In regard to the practice of explaining everything to a child, I have to say that I've had mixed feelings and experiences with that one. When my children got older, sometimes an explanation was in order, while at other times, explaining just led to rebuttal responses from them and the discussion went on and on and on. That was not a good situation. It would always end up as a "because I said so" situation, which made me wonder why I had tried to explain it all in the first place.
As a teacher, we, of course, can do little BUT try to explain. I've learned that even these discussions should be witnessed by another adult because sometimes when you try to calmly explain things to a student, their story later does not remotely match what actually happened.
I've learned that even these discussions should be witnessed by another adult because sometimes when you try to calmly explain things to a student, their story later does not remotely match what actually happened.

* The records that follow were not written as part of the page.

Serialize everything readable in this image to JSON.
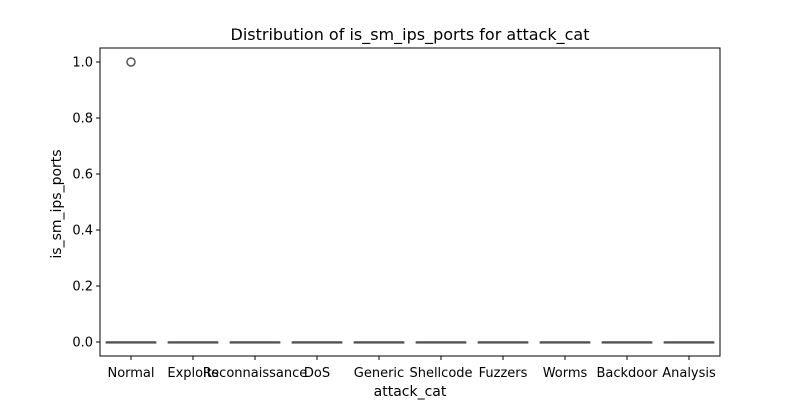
{
  "chart_data": {
    "type": "box",
    "title": "Distribution of is_sm_ips_ports for attack_cat",
    "xlabel": "attack_cat",
    "ylabel": "is_sm_ips_ports",
    "categories": [
      "Normal",
      "Exploits",
      "Reconnaissance",
      "DoS",
      "Generic",
      "Shellcode",
      "Fuzzers",
      "Worms",
      "Backdoor",
      "Analysis"
    ],
    "yticks": [
      "0.0",
      "0.2",
      "0.4",
      "0.6",
      "0.8",
      "1.0"
    ],
    "ylim": [
      -0.05,
      1.05
    ],
    "grid": false,
    "boxes": [
      {
        "category": "Normal",
        "q1": 0,
        "median": 0,
        "q3": 0,
        "whisker_low": 0,
        "whisker_high": 0,
        "outliers": [
          1.0
        ]
      },
      {
        "category": "Exploits",
        "q1": 0,
        "median": 0,
        "q3": 0,
        "whisker_low": 0,
        "whisker_high": 0,
        "outliers": []
      },
      {
        "category": "Reconnaissance",
        "q1": 0,
        "median": 0,
        "q3": 0,
        "whisker_low": 0,
        "whisker_high": 0,
        "outliers": []
      },
      {
        "category": "DoS",
        "q1": 0,
        "median": 0,
        "q3": 0,
        "whisker_low": 0,
        "whisker_high": 0,
        "outliers": []
      },
      {
        "category": "Generic",
        "q1": 0,
        "median": 0,
        "q3": 0,
        "whisker_low": 0,
        "whisker_high": 0,
        "outliers": []
      },
      {
        "category": "Shellcode",
        "q1": 0,
        "median": 0,
        "q3": 0,
        "whisker_low": 0,
        "whisker_high": 0,
        "outliers": []
      },
      {
        "category": "Fuzzers",
        "q1": 0,
        "median": 0,
        "q3": 0,
        "whisker_low": 0,
        "whisker_high": 0,
        "outliers": []
      },
      {
        "category": "Worms",
        "q1": 0,
        "median": 0,
        "q3": 0,
        "whisker_low": 0,
        "whisker_high": 0,
        "outliers": []
      },
      {
        "category": "Backdoor",
        "q1": 0,
        "median": 0,
        "q3": 0,
        "whisker_low": 0,
        "whisker_high": 0,
        "outliers": []
      },
      {
        "category": "Analysis",
        "q1": 0,
        "median": 0,
        "q3": 0,
        "whisker_low": 0,
        "whisker_high": 0,
        "outliers": []
      }
    ],
    "colors": {
      "box_edge": "#555555",
      "axis": "#000000",
      "background": "#ffffff"
    }
  }
}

I NEVER allowed myself to be alone with a child. Since we weren't allowed to discuss matters in the hall because one parent might see another child and teacher in the hall, thereby causing the child to become embarrassed (maybe a little embarrassment would do the child some good) I had little chance to even talk to the child about his/her behavior. Ignoring bad behavior was all we could do. We were barely even allowed to reward the good children.